La pregunta de Asher sonó desinteresada, un tema de conversación tan mundano cono el tiempo o los asistentes al último baile.

—En un barco después de dejar Inglaterra. Pero mi oponente salió peor parado.

—Se dice que han sido muchos los oponentes que han salido peor parados, como tú dices.

—Los rumores tienden siempre a la exageración.

—Un paso en falso aquí y la sociedad te crucificará —le advirtió Asher—. En París los extremismos del comportamiento humano se toleran, pero aquí no vas a poder disfrutar de ese lujo y yo no pienso quedarme de brazos cruzados y contemplar cómo arrastras por el suelo el nombre de nuestra familia. Ni yo, ni Taris.

Ya habían llegado al meollo de la cuestión. Se habían acabado las indirectas o la fingida congenialidad familiar. Su pasado le había alcanzado y ya se habían quitado los guantes.
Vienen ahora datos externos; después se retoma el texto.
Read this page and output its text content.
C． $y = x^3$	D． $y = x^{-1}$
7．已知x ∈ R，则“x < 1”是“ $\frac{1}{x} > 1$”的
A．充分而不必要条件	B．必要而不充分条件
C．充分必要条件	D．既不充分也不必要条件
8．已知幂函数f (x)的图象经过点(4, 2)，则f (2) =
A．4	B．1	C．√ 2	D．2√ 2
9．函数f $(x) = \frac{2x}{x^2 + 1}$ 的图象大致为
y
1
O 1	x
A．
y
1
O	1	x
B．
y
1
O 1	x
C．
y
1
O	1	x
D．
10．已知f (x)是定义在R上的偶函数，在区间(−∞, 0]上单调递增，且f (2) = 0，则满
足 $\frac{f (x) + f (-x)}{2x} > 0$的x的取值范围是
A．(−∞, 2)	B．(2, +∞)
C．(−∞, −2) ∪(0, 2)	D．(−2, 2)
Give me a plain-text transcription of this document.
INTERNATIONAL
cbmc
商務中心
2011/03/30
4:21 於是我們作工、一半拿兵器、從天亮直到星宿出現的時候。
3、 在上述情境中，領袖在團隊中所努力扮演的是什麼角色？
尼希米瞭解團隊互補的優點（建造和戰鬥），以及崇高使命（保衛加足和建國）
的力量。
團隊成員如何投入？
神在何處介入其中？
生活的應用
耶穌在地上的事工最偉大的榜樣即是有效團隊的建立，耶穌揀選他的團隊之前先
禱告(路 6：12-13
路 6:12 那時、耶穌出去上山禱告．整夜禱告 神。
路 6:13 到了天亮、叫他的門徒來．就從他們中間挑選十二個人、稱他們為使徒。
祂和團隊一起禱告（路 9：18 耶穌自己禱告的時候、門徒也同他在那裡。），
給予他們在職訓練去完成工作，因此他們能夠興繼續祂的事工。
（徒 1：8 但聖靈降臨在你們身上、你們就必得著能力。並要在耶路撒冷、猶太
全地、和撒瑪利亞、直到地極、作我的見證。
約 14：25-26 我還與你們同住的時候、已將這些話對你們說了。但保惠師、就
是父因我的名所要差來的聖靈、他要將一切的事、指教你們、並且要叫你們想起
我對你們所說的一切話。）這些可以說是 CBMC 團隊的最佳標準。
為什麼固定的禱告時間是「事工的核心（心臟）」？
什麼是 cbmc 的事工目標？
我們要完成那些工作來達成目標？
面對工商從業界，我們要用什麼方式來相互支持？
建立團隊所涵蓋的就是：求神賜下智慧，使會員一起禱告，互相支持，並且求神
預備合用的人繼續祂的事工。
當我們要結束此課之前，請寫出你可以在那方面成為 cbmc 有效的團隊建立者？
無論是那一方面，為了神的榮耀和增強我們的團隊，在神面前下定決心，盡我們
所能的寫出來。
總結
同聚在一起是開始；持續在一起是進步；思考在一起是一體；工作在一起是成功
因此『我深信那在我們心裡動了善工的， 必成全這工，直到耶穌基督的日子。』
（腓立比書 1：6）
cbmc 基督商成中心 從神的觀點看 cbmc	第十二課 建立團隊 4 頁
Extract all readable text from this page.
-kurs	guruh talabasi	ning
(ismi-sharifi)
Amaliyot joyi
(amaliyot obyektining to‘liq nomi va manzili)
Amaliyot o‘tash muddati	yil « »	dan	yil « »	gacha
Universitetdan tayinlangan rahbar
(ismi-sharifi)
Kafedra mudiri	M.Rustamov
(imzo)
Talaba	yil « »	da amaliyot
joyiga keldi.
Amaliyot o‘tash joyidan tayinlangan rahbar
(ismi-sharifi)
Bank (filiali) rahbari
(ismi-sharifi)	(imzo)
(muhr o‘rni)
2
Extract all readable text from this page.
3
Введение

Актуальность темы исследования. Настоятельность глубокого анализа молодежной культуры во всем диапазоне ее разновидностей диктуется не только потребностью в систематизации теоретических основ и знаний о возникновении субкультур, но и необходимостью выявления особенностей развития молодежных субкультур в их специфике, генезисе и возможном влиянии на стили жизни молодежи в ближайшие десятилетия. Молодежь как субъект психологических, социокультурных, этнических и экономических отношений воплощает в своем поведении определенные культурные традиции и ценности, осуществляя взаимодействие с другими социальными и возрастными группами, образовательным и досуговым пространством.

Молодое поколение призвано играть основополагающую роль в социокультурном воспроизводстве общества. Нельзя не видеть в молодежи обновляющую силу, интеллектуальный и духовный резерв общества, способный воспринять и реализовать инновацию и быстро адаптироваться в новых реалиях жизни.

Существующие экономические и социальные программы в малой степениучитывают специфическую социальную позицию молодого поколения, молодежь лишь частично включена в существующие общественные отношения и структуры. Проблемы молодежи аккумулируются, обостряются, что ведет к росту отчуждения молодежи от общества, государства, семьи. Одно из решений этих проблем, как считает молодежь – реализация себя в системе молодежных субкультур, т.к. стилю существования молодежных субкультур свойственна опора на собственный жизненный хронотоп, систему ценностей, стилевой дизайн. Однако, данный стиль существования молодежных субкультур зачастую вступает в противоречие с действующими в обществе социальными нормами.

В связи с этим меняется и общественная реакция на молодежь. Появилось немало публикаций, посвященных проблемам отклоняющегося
—No he vuelto a casa para eso.

—¿Y para qué has vuelto?

En un primer momento sintió la tentación de mentir, de limitarse a sonreír y mentir descaradamente pero allí, en el corazón de Inglaterra, descubrió que no podía hacerlo.

—He vuelto para vivir.

Ninguno de sus hermanos contestó y él sintió cómo el músculo de la mandíbula le temblaba ante su silencio.

—Dios…

Ashe maldijo un par de veces justo cuando el sol traspasaba la barrera de nubes y la biblioteca se inundaba de luz. Taris alzó la mano izquierda para llevársela a la cara.

—Lucinda te envía su cariño.

Lucinda, su hermana.

—¿Se ha casado?

—No. Sigue empeñada en llegar a ser solterona.

—Es toda una elección.

—De ti podría decirse lo mismo.

Ashe recogió los guantes y el sombrero de la silla que había junto a él y Cristo se puso en pie cuando ellos lo hicieron, lo que le proporcionó una pequeña satisfacción, ya que a lo largo de los años había crecido unos cinco centímetros más que ellos. Se estrecharon la mano como harían con un desconocido y vagamente reparó en el escudo de los Carisbrook labrado en el grueso sello ducal que lucía su hermano mayor.

—Entonces, hasta esta tarde.

—Hasta entonces.

Los vio seguir a Milne hasta el vestíbulo y cuando la puerta se cerró, se apoyó en el brazo del sofá, ni sentado ni de pie. El día se oscureció mientras miraba por la ventana y las campanadas de una iglesia marcaron las horas. Unas voces inglesas le llegaron desde la calle.

Hogar.

El olor era distinto. Más suave. Más verde. Conocido.

«He vuelto para vivir». Aquella idea volvió a acudir libremente a su memoria y los secretos que guardaba tiñeron de negro su corazón.